Definition
Confidence Score is a numerical value indicating how likely a piece of text is to have been AI-generated. Typically expressed as a percentage, it represents the detector's degree of certainty based on the statistical signals it has measured.
When an AI detector analyzes a piece of text, it does not return a simple yes or no. It returns a confidence score – a probability estimate reflecting how closely the text matches statistical patterns associated with AI-generated content. A score of 95% does not mean the text is definitely AI-generated. It means the detector assigns a 95% probability to that outcome based on the signals it has measured.
Understanding confidence scores as probability estimates rather than definitive verdicts is essential for anyone using AI detection in an academic context. A high score should prompt further investigation – not immediate action.
How It Works
The confidence score is calculated by aggregating multiple detection signals – most commonly perplexity, burstiness, and token probability – and mapping the combined result onto a probability scale. Some detectors use a single underlying model; others combine predictions from multiple models and average the results.
Scores are sensitive to text length: samples under 100 words produce less reliable results because there is insufficient text to establish a stable statistical profile. Longer documents with consistent patterns produce more reliable and actionable scores.
Why It Matters for AI Detection
Confidence scores matter because they are what educators actually see and act on. Treating 80% as “definitely AI” rather than “probably AI with meaningful uncertainty” leads to over-confident decisions that can unfairly harm students.
Proofademic displays confidence scores alongside sentence-level breakdowns, giving educators context to understand not just the overall score but which specific passages contributed most to it – enabling more informed and defensible assessment decisions.
FAQs
What confidence score threshold should educators use before taking action?
There is no universal standard.

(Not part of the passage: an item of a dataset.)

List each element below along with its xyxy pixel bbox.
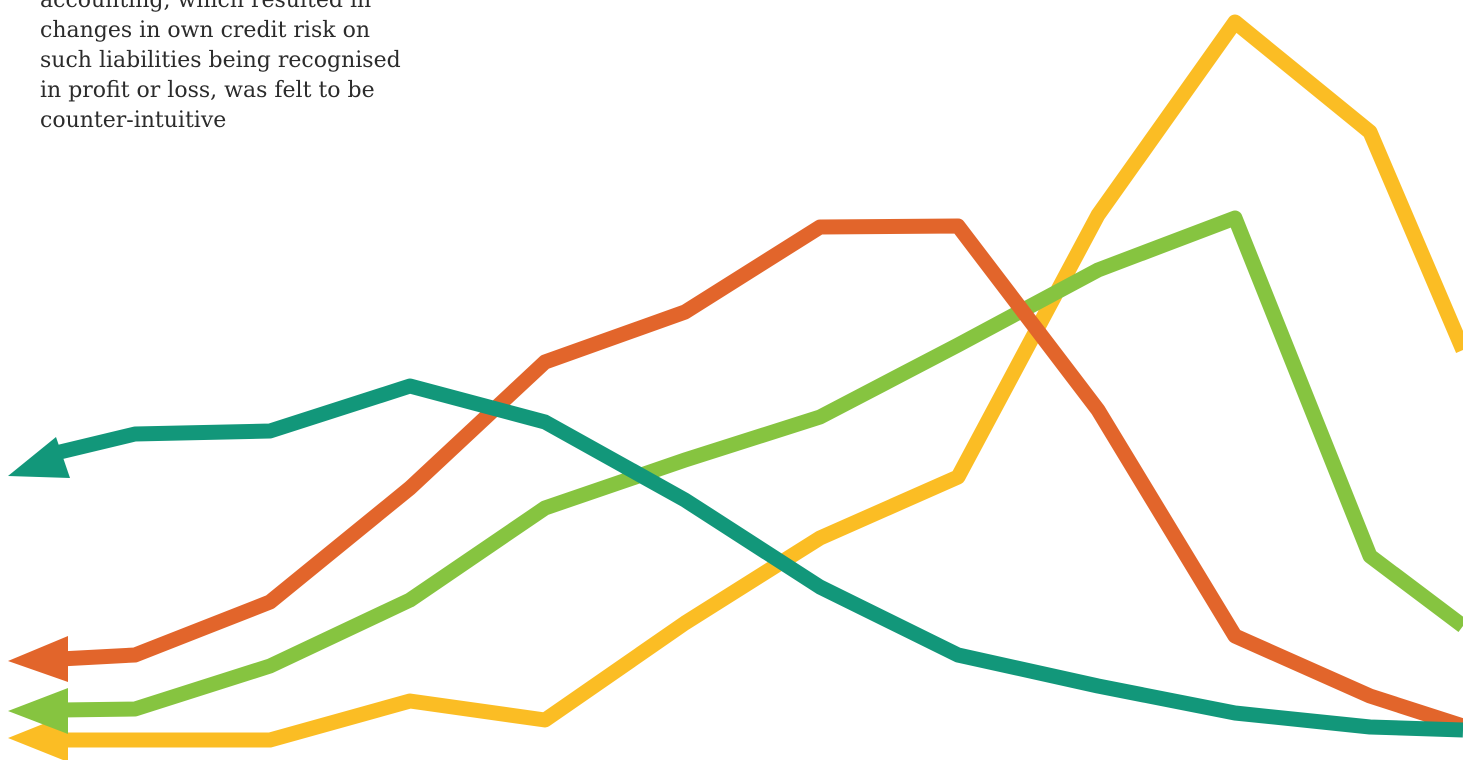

Most practitioners treat scores above 80-85% as warranting further investigation, while scores above 95% on longer documents are considered stronger indicators. Institutional policies should define specific thresholds and require corroborating evidence before taking any disciplinary action based on detection results alone.
Can a document score differently on different detectors?
Yes, often significantly. Different detectors use different reference models, signal combinations, and threshold calibrations. A document scoring 90% on one tool might score 60% on another. This is why using multiple tools and treating scores as probabilistic indicators is recommended practice.